I don't think that's what Blunt meant when he said that, I think he meant he was ahead of his time creatively and as a result when he played going off on a tangent and taking chances was more important than being note perfect every time. Page was one of the greatest improvisors in rock guitar in a live setting. I don;t know of any other guitarist outside of Hendrix & SRV who could improvise like Page. Of course Page had to be on his game and somewhat clear headed to pull that off, that is why he suffered at many shows in 77' - 80' because he was just to wasted to play. The fact is, just listen to him Play Heartbreaker at Rotterdam in 1980 and tell me Jimmy, when clear headed, was just as good as Hendrix in his prime. That is why Jimmy pisses me off so much (just like Tommy Bolin), he was one of the very best guitarist, ever in a live setting and just pissed it all away for a few years yet acts like it was no big deal. Well it was a big deal, people paid good money to see those shows and if you were one of the unfortunate ones who caught Jimmy on an off night I guarantee you would not be too happy.

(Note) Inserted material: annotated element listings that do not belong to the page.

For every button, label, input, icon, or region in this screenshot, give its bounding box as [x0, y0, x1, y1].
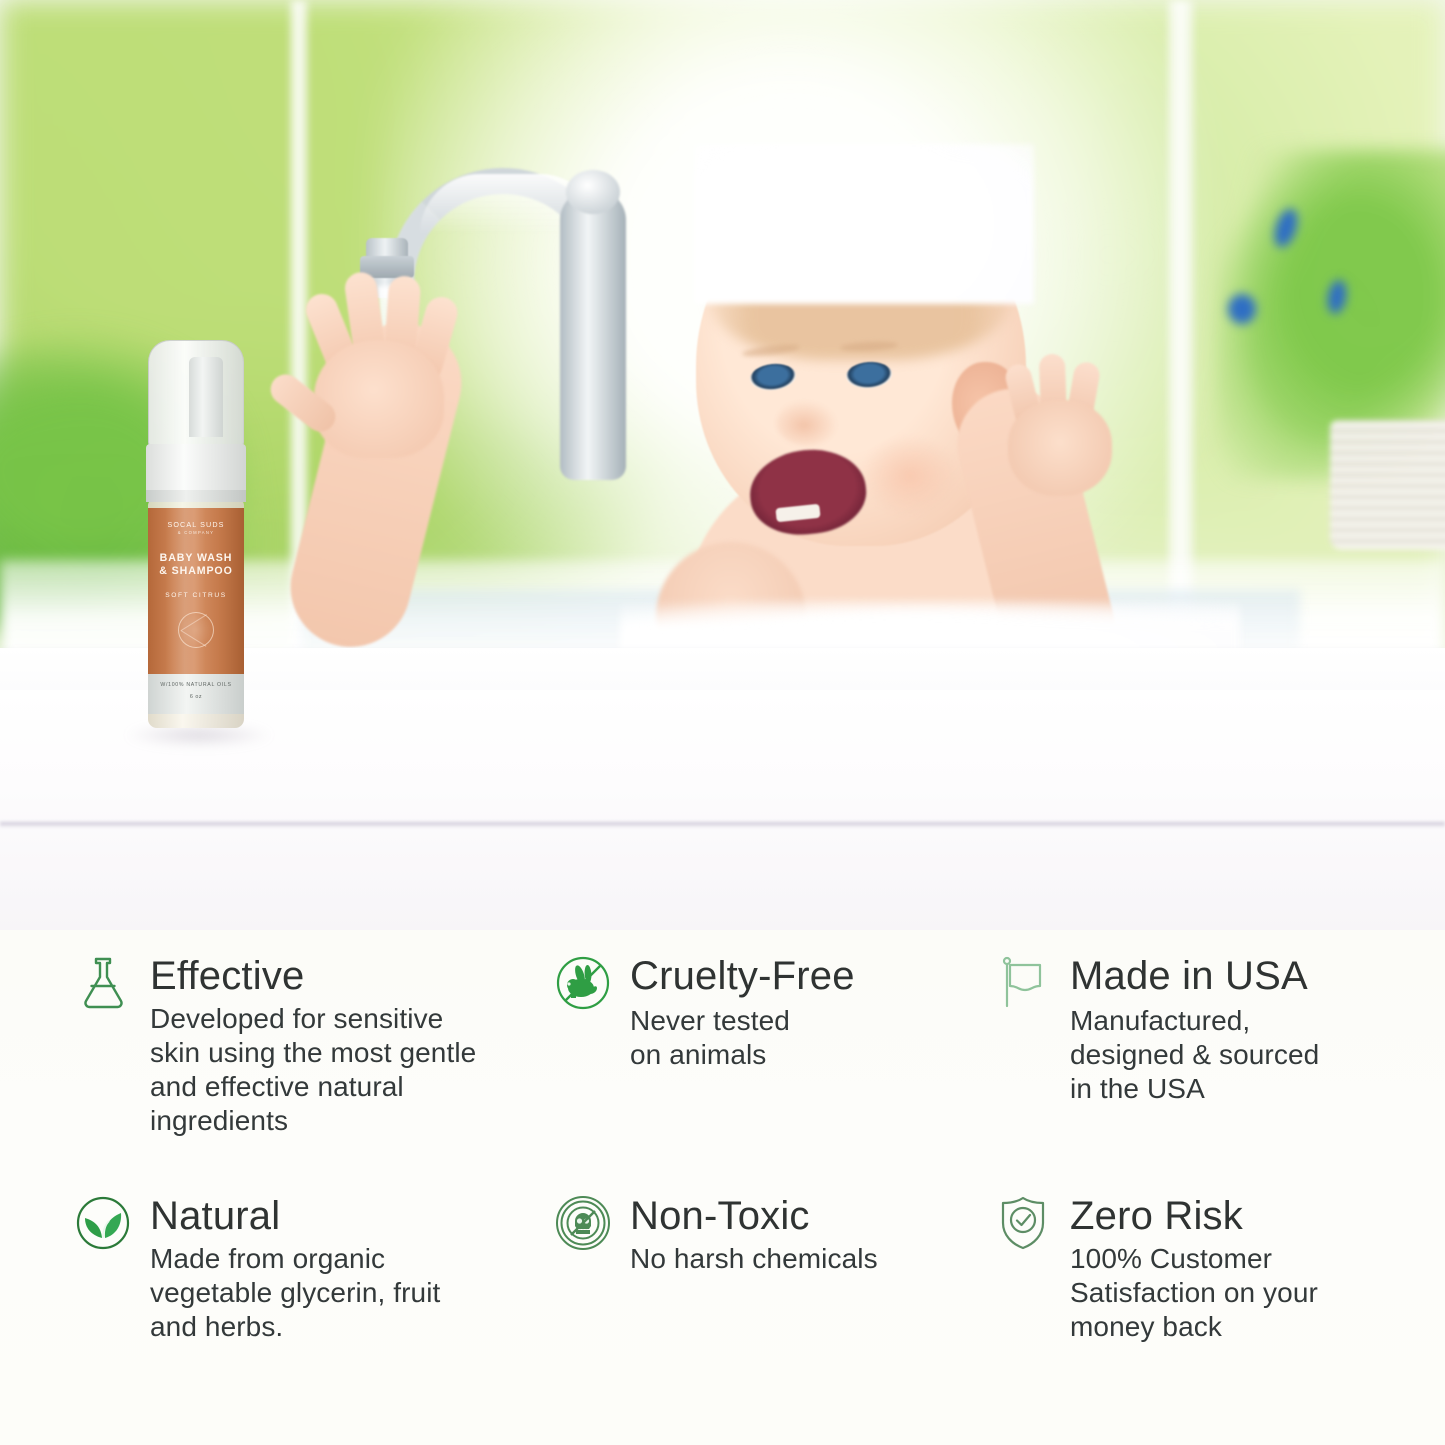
- flask-icon: [72, 952, 134, 1014]
- features-panel: Effective Developed for sensitive skin u…: [0, 930, 1445, 1445]
- feature-text: Non-Toxic No harsh chemicals: [630, 1192, 992, 1276]
- feature-cruelty-free: Cruelty-Free Never tested on animals: [552, 952, 992, 1192]
- feature-natural: Natural Made from organic vegetable glyc…: [72, 1192, 552, 1344]
- feature-description: Made from organic vegetable glycerin, fr…: [150, 1242, 552, 1344]
- baby-hand-left: [280, 270, 470, 450]
- label-scent: SOFT CITRUS: [148, 592, 244, 599]
- bottle-label: SOCAL SUDS & COMPANY BABY WASH & SHAMPOO…: [148, 508, 244, 674]
- pump-collar-ring: [146, 490, 246, 502]
- label-brand: SOCAL SUDS: [148, 520, 244, 529]
- flag-icon: [992, 952, 1054, 1014]
- feature-text: Cruelty-Free Never tested on animals: [630, 952, 992, 1072]
- label-size: 6 oz: [148, 694, 244, 700]
- feature-text: Made in USA Manufactured, designed & sou…: [1070, 952, 1432, 1106]
- product-bottle: SOCAL SUDS & COMPANY BABY WASH & SHAMPOO…: [138, 340, 256, 732]
- feature-description: Never tested on animals: [630, 1004, 992, 1072]
- counter-edge-line: [0, 822, 1445, 827]
- pump-stem: [189, 357, 223, 437]
- baby-cheek: [862, 436, 958, 516]
- leaves-circle-icon: [72, 1192, 134, 1254]
- feature-made-in-usa: Made in USA Manufactured, designed & sou…: [992, 952, 1432, 1192]
- woven-basket-pot: [1330, 420, 1445, 550]
- rabbit-no-icon: [552, 952, 614, 1014]
- shield-check-icon: [992, 1192, 1054, 1254]
- product-listing-image: SOCAL SUDS & COMPANY BABY WASH & SHAMPOO…: [0, 0, 1445, 1445]
- feature-description: 100% Customer Satisfaction on your money…: [1070, 1242, 1432, 1344]
- feature-title: Natural: [150, 1194, 552, 1238]
- label-oils-claim: W/100% NATURAL OILS: [148, 682, 244, 688]
- skull-no-icon: [552, 1192, 614, 1254]
- feature-text: Zero Risk 100% Customer Satisfaction on …: [1070, 1192, 1432, 1344]
- feature-description: Developed for sensitive skin using the m…: [150, 1002, 552, 1138]
- palm: [1008, 400, 1112, 496]
- citrus-seal-icon: [178, 612, 214, 648]
- feature-title: Zero Risk: [1070, 1194, 1432, 1238]
- feature-title: Made in USA: [1070, 954, 1432, 998]
- feature-effective: Effective Developed for sensitive skin u…: [72, 952, 552, 1192]
- feature-text: Natural Made from organic vegetable glyc…: [150, 1192, 552, 1344]
- feature-title: Effective: [150, 954, 552, 998]
- hero-photo: SOCAL SUDS & COMPANY BABY WASH & SHAMPOO…: [0, 0, 1445, 930]
- feature-text: Effective Developed for sensitive skin u…: [150, 952, 552, 1138]
- label-product-name: BABY WASH & SHAMPOO: [148, 552, 244, 578]
- baby-nose: [776, 400, 838, 446]
- feature-description: Manufactured, designed & sourced in the …: [1070, 1004, 1432, 1106]
- label-brand-sub: & COMPANY: [148, 530, 244, 535]
- feature-non-toxic: Non-Toxic No harsh chemicals: [552, 1192, 992, 1344]
- feature-title: Cruelty-Free: [630, 954, 992, 998]
- features-grid: Effective Developed for sensitive skin u…: [72, 952, 1387, 1344]
- feature-title: Non-Toxic: [630, 1194, 992, 1238]
- pump-cap-dome: [148, 340, 244, 448]
- feature-zero-risk: Zero Risk 100% Customer Satisfaction on …: [992, 1192, 1432, 1344]
- palm: [314, 340, 444, 458]
- soap-foam-on-head: [694, 144, 1034, 304]
- label-footer-band: W/100% NATURAL OILS 6 oz: [148, 674, 244, 714]
- blue-flower: [1228, 294, 1256, 324]
- feature-description: No harsh chemicals: [630, 1242, 992, 1276]
- baby-hand-right: [984, 354, 1134, 504]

I was lucky, when I saw him on Easter, April 10th 77' in Chicago he was in brilliant Jimmy mode, most likely pretty sober (or about as sober as Page could be at that point) after crapping out the night before. But if I were in Tempe, I would not have been a happy camper.

Question though to those who attended gigs from 77 - 80 (the bad ones that is). Do you recall if they just turned Jimmy's guitar up to 11 and added distortion in an effort to mask any mistakes? I knew this guy who like Jimmy was a brilliant guitarist but drugs and booze got the better of him. When he giged, when wasted, that is what he did, just distorted the hell out of the signal and added gain. Everyone was drunk, no one cared.